I continued taking the meds and following the doctor's advise. I was busy teaching, going to doctor's appointments, and praying for God's will. It all became part of my routine. It's funny that you kinda forget what you are trying to achieve in the busyness of life. I was shocked to receive a phone message from the doctor one day in December that said "I was pregnant." Really! I was overjoyed and filled with thanksgiving. I listened to that message at least 10 times. If a person's heart could burst, mine would have. It was a feeling I will never forget! I hung up the phone and wept, tears of joy and elation! This was not the way I had planned to get pregnant, but God had blessed me with a baby, growing inside of me. When you experience infertility, getting pregnant is like God hand picking a baby for you. At least, that is how I always viewed it. I felt so loved and special to God that He would entrust me with a little miracle. Finding out I was pregnant was the best Christmas gift ever!
“Every good and perfect gift comes from above.” James 1:17
The birth of Jax has been a tremendous blessing, one greater than we could ever have imagined. Jax has brought incredible joy to our home! His little life is a constant reminder to us of God’s faithfulness, favour, and grace. We called our little bundle of joy Jax Jeffrey Richard. This unique name-Jax means “God is gracious and has shown His favour.” What a perfect name, considering the circumstances around his conception! Our second little angel was born in October, and we found out we were pregnant with her on Valentine's day. Jaidalyn Joy is kind- of a made up name, but it means "precious jewel of God" and "refreshing spirt" when you put Jaida and Lyn together. She has definitely filled our home with a joyous energy that refreshes us everyday!
I couldn't imagine my life without these two precious little gifts! When I look into their faces every day, I am reminded that God is real. To those who do not believe in God, I don't have to argue scientific facts with you e.g. Darwinism (which is actually being challenged by the greatest scientific minds right now). I simply present my little miracles to you. They exist because He exists.
God has taught us many things through this season of our lives. We have learned to trust Him in new and deeper ways. We have faced many challenges over the years including my car accident and kidney stones while pregnant, gestational diabetes, and Jeff’s knee surgery and car accident. God didn't cause these problems, but He used them to change us. Our faith has grown, as God has been faithful in every situation.
We now believe strongly in the power of prayer, and we know that God is a miracle working God who cares for us. No matter what the problem or how desperate or discouraging the circumstances appear, we have learned that God is powerful and capable of intervening in our lives in amazing ways we can’t even imagine.

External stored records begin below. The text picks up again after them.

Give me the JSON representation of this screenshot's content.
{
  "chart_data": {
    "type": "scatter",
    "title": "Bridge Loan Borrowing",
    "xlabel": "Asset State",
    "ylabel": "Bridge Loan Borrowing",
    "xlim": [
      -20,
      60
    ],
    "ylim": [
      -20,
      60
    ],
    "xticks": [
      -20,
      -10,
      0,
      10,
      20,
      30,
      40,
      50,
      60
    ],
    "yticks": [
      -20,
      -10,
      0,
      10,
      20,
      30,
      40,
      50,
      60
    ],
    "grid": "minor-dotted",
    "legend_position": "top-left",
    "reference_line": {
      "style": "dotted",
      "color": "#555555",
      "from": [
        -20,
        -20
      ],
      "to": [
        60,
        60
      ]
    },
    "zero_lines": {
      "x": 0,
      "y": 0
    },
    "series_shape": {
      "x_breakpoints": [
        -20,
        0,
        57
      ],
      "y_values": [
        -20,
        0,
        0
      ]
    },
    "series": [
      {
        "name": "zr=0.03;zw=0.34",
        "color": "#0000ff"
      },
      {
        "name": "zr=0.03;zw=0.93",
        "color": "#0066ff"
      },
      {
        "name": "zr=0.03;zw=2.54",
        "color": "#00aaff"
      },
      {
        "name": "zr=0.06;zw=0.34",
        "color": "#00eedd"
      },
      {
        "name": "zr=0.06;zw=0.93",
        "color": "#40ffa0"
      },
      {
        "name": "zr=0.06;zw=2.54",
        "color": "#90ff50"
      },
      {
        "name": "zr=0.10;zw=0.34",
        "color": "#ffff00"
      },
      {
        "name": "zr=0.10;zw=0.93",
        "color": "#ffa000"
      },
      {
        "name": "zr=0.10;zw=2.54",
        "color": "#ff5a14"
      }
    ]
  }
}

Throughout this season, God’s word became so precious to us. It has been our source of strength and hope through both the difficult and joyous times. Finally, we have learned that God has all things in control. He has wonderful plans for us, and He is so gracious to bless us with the desires of our hearts in His perfect timing.
We have wonderful family and friends who have supported us throughout this journey. We appreciate the prayers and words of encouragement we have received.